While federal incentives and policies dominate headlines, individual states often determine whether reshoring is successful. In one example, Muradali said Massachusetts is promoting the strength of Cambridge’s research environment (with Harvard University and the Massachusetts Institute of Technology) as an incentive to bring manufacturing facilities into nearby Worcester. Companies do not reshore to an abstract “U.S.” but to specific states with tax incentives, workforce training programs, and physical infrastructure.

 

 

 

Moving assuredly with good governance

 

Stephen Delano, a Grant Thornton Senior Manager for Growth Advisory said companies often lacked executional capacity for reshoring. Boards and private equity owners might articulate strategies, but businesses still needed external partners to project-manage transitions.
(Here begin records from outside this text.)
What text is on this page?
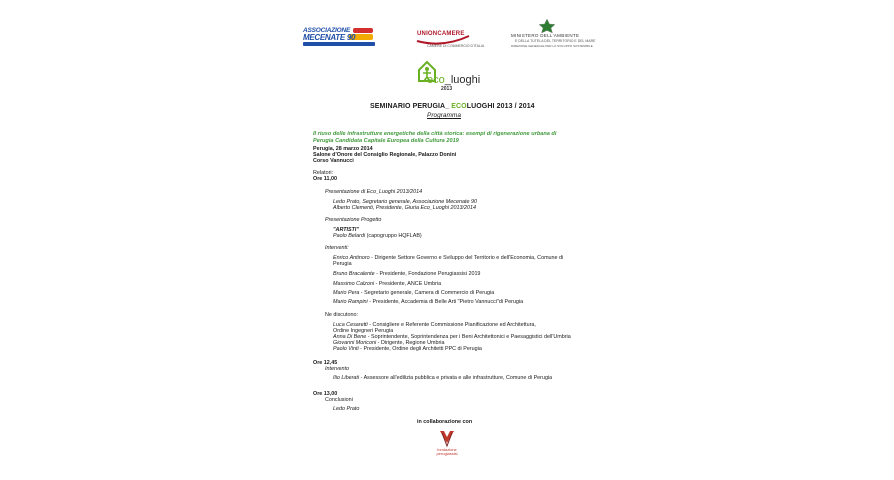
ASSOCIAZIONE
MECENATE 90	UNIONCAMERE
CAMERE DI COMMERCIO D'ITALIA
MINISTERO DELL'AMBIENTE
E DELLA TUTELA DEL TERRITORIO E DEL MARE
DIREZIONE GENERALE PER LO SVILUPPO SOSTENIBILE
eco_luoghi
2013
SEMINARIO PERUGIA_ ECOLUOGHI 2013 / 2014
Programma
Il riuso delle infrastrutture energetiche della città storica: esempi di rigenerazione urbana di
Perugia Candidata Capitale Europea della Cultura 2019
Perugia, 28 marzo 2014
Salone d'Onore del Consiglio Regionale, Palazzo Donini
Corso Vannucci
Relatori:
Ore 11,00
Presentazione di Eco_Luoghi 2013/2014
Ledo Prato, Segretario generale, Associazione Mecenate 90
Alberto Clementi, Presidente, Giuria Eco_Luoghi 2013/2014
Presentazione Progetto
"ARTISTI"
Paolo Belardi (capogruppo HQFLAB)
Interventi:
Enrico Antinoro - Dirigente Settore Governo e Sviluppo del Territorio e dell'Economia, Comune di
Perugia
Bruno Bracalente - Presidente, Fondazione Perugiassisi 2019
Massimo Calzoni - Presidente, ANCE Umbria
Mario Pera - Segretario generale, Camera di Commercio di Perugia
Mario Rampini - Presidente, Accademia di Belle Arti "Pietro Vannucci"di Perugia
Ne discutono:
Luca Cesaretti - Consigliere e Referente Commissione Pianificazione ed Architettura,
Ordine Ingegneri Perugia
Anna Di Bene - Soprintendente, Soprintendenza per i Beni Architettonici e Paesaggistici dell'Umbria
Giovanni Moriconi - Dirigente, Regione Umbria
Paolo Vinti - Presidente, Ordine degli Architetti PPC di Perugia
Ore 12,45
Intervento
Ilio Liberati - Assessore all'edilizia pubblica e privata e alle infrastrutture, Comune di Perugia
Ore 13,00
Conclusioni
Ledo Prato
in collaborazione con
fondazione
perugiassisi
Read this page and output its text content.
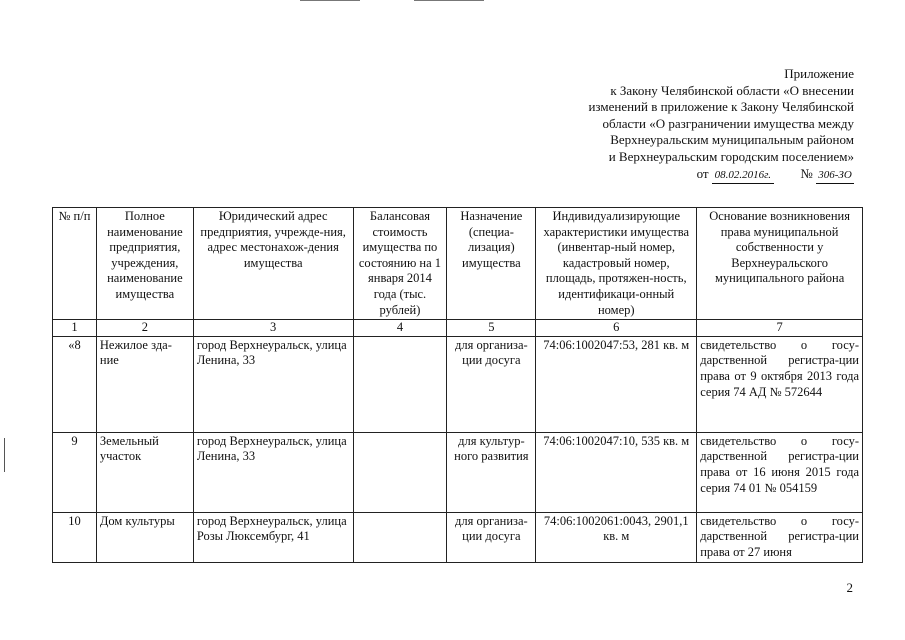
Приложение
к Закону Челябинской области «О внесении
изменений в приложение к Закону Челябинской
области «О разграничении имущества между
Верхнеуральским муниципальным районом
и Верхнеуральским городским поселением»
от 08.02.2016г. № 306-ЗО
№ п/п	Полное наименование предприятия, учреждения, наименование имущества	Юридический адрес предприятия, учрежде-ния, адрес местонахож-дения имущества	Балансовая стоимость имущества по состоянию на 1 января 2014 года (тыс. рублей)	Назначение (специа-лизация) имущества	Индивидуализирующие характеристики имущества (инвентар-ный номер, кадастровый номер, площадь, протяжен-ность, идентификаци-онный номер)	Основание возникновения права муниципальной собственности у Верхнеуральского муниципального района
1	2	3	4	5	6	7
«8	Нежилое зда-ние	город Верхнеуральск, улица Ленина, 33		для организа-ции досуга	74:06:1002047:53, 281 кв. м	свидетельство о госу-дарственной регистра-ции права от 9 октября 2013 года серия 74 АД № 572644
9	Земельный участок	город Верхнеуральск, улица Ленина, 33		для культур-ного развития	74:06:1002047:10, 535 кв. м	свидетельство о госу-дарственной регистра-ции права от 16 июня 2015 года серия 74 01 № 054159
10	Дом культуры	город Верхнеуральск, улица Розы Люксембург, 41		для организа-ции досуга	74:06:1002061:0043, 2901,1 кв. м	свидетельство о госу-дарственной регистра-ции права от 27 июня
2
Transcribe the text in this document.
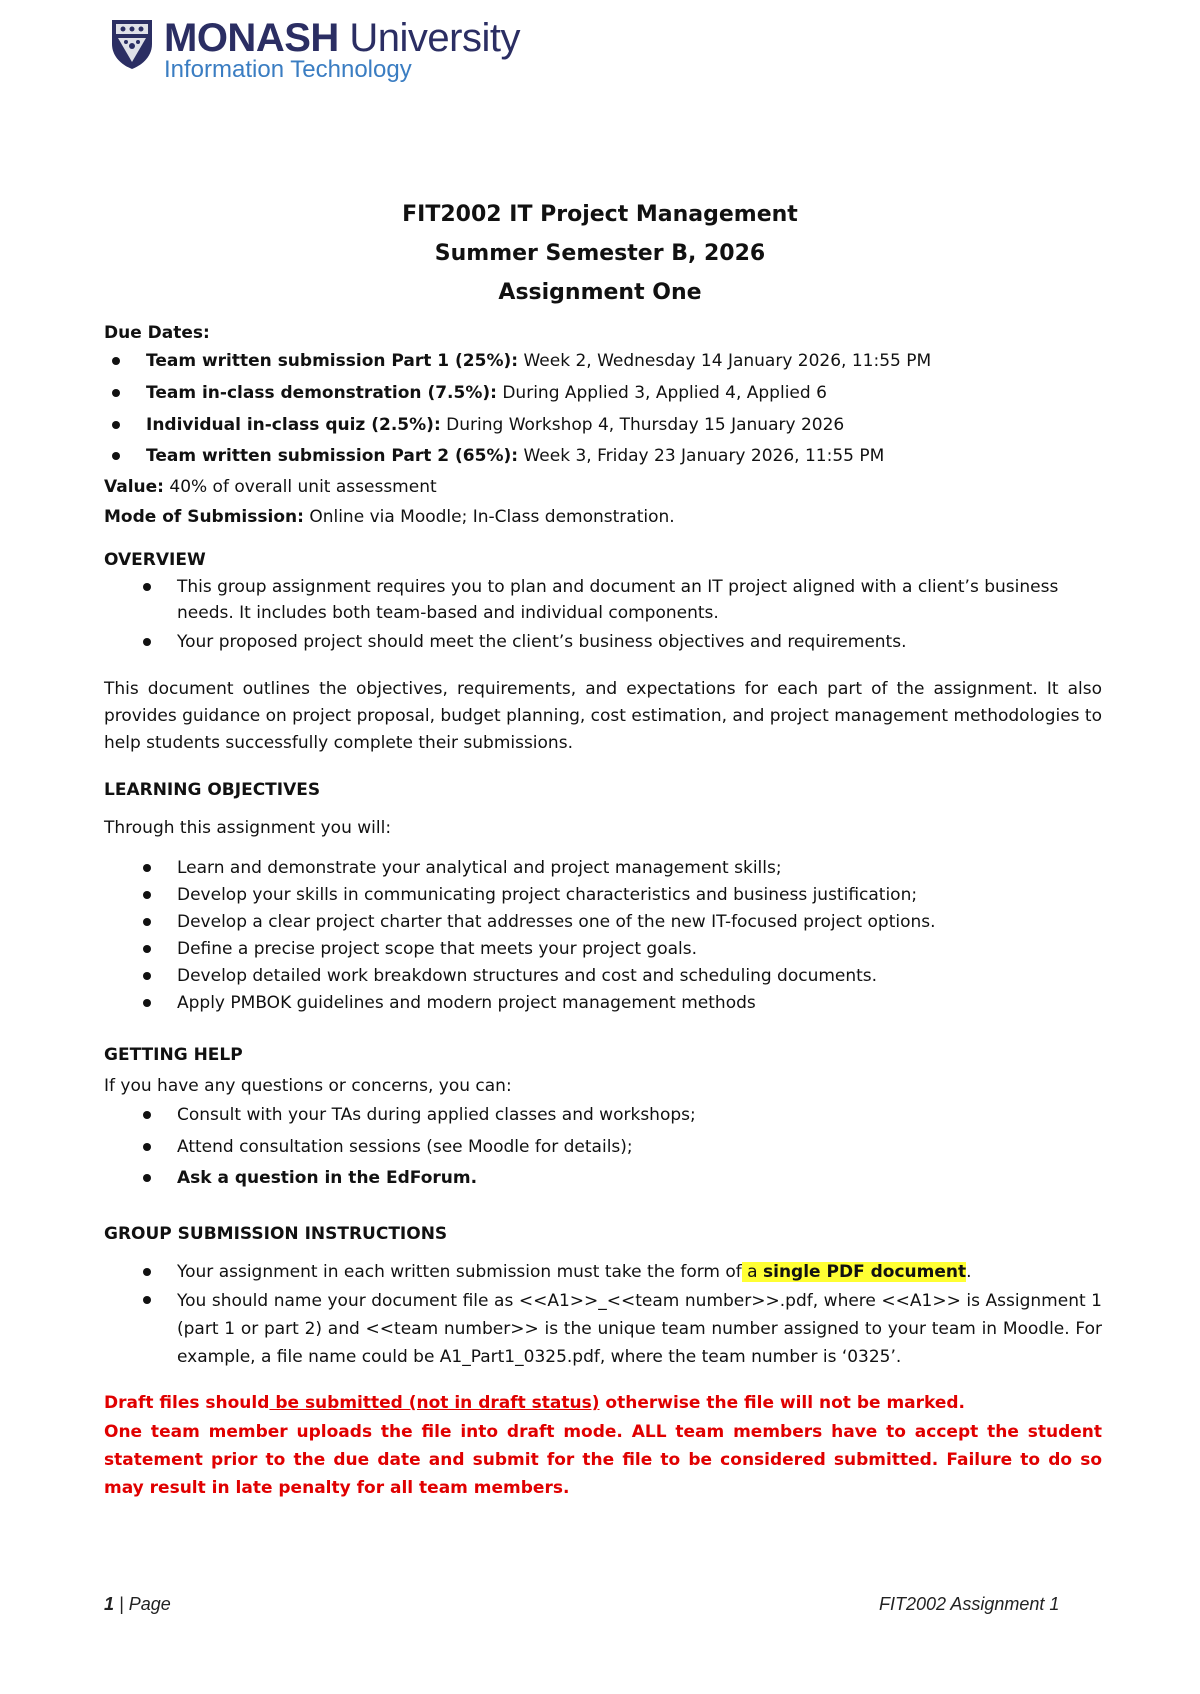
MONASH University
Information Technology
FIT2002 IT Project Management
Summer Semester B, 2026
Assignment One
Due Dates:
Team written submission Part 1 (25%): Week 2, Wednesday 14 January 2026, 11:55 PM
Team in-class demonstration (7.5%): During Applied 3, Applied 4, Applied 6
Individual in-class quiz (2.5%): During Workshop 4, Thursday 15 January 2026
Team written submission Part 2 (65%): Week 3, Friday 23 January 2026, 11:55 PM
Value: 40% of overall unit assessment
Mode of Submission: Online via Moodle; In-Class demonstration.
OVERVIEW
This group assignment requires you to plan and document an IT project aligned with a client’s business
needs. It includes both team-based and individual components.
Your proposed project should meet the client’s business objectives and requirements.
This document outlines the objectives, requirements, and expectations for each part of the assignment. It also provides guidance on project proposal, budget planning, cost estimation, and project management methodologies to help students successfully complete their submissions.
LEARNING OBJECTIVES
Through this assignment you will:
Learn and demonstrate your analytical and project management skills;
Develop your skills in communicating project characteristics and business justification;
Develop a clear project charter that addresses one of the new IT-focused project options.
Define a precise project scope that meets your project goals.
Develop detailed work breakdown structures and cost and scheduling documents.
Apply PMBOK guidelines and modern project management methods
GETTING HELP
If you have any questions or concerns, you can:
Consult with your TAs during applied classes and workshops;
Attend consultation sessions (see Moodle for details);
Ask a question in the EdForum.
GROUP SUBMISSION INSTRUCTIONS
Your assignment in each written submission must take the form of a single PDF document.
You should name your document file as <<A1>>_<<team number>>.pdf, where <<A1>> is Assignment 1 (part 1 or part 2) and <<team number>> is the unique team number assigned to your team in Moodle. For example, a file name could be A1_Part1_0325.pdf, where the team number is ‘0325’.
Draft files should be submitted (not in draft status) otherwise the file will not be marked.
One team member uploads the file into draft mode. ALL team members have to accept the student statement prior to the due date and submit for the file to be considered submitted. Failure to do so may result in late penalty for all team members.
1 | Page	FIT2002 Assignment 1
His work with clients frequently calls on him to help design and deliver a future-state operating model — an interconnected system spanning governance, procurement, labor, and tax.

 

Delano added that companies must go beyond surface-level cost comparisons and embrace a “total cost of ownership” (TCO) model that accounts for inventory risks, transportation costs, obsolescence and compliance burdens. Delano said powerful leadership voices sometimes push decisions on companies without rigorous quantitative modeling.

 

“We often hear powerful voices at the board or C suite that are driving reshoring, but when you peel back the onion, it’s not all that scientific or robust in methodology,” Delano said.

 

Muradali said reshoring is ultimately a matter of talent and organizational tone. The real determinant of success lies in whether governance structures are strong enough to balance ambition with risk management. Without strong governance structures, companies risked allowing internal biases or board-level preferences to dictate strategy. The true challenge was ensuring that governance mechanisms connected qualitative and quantitative assessments, enabling leaders to evaluate reshoring holistically.

 
 

Globally resilient, locally optimized

 
 

Even with onshore production, pharma remains globally interdependent. Active pharmaceutical ingredients, specialized equipment, and raw materials will continue to come from abroad. Ignoring this reality exposes companies to tariff spikes, export bans, and single-point failures.

 

Rivera said companies need to be more cognizant of the fragility of their supply and dependence on factors outside their control. In his work, he has seen examples where a single supplier’s failure jeopardized the ability to deliver critical ingredients needed for drug manufacturing, forcing the company to act like a bank and extend a loan just to keep suppliers afloat.

 

To counter that, any reshoring efforts must be resilient through the establishment of contingency-based supply chains. Dual sourcing is not optional but an essential risk management practice, Rivera said.

 

One solution is creating and maintaining hybrid supply chains:

  • Stress-test for geopolitical shocks and model landed costs across multiple sourcing scenarios.
  • Qualify secondary suppliers and build onshore supplier development programs.
  • Tighten inspection cadences and quality agreements for overseas partners.
  • Use digital mapping to identify and mitigate vulnerabilities in real time.

This mindset protects margins and ensures reshoring doesn’t exchange one form of fragility for another.

 

Next steps

 

Reshoring is not simply about capital projects, it is about redesigning how pharmaceutical manufactures, governs and grows. The leaders who thrive will keep three truths in mind:

  • Treat reshoring as a location to a new labor market, not a new country
  • Insure the company’s governance structures aren’t dominated by personalities and pet projects
  • Incentives are turbochargers, but not the engine itself. Reshore for long-term success, not short-term opportunities
  • Build globally resilient supply chains at the start

One way to begin is to stand up a cross-functional reshoring governance taskforce with quarterly audit-readiness milestones. By embedding considerations about labor, tax and incentives, compliance, governance and operational resilience into every decision, pharmaceutical leaders can consider reshoring properly as a path to profitability and sustainable success.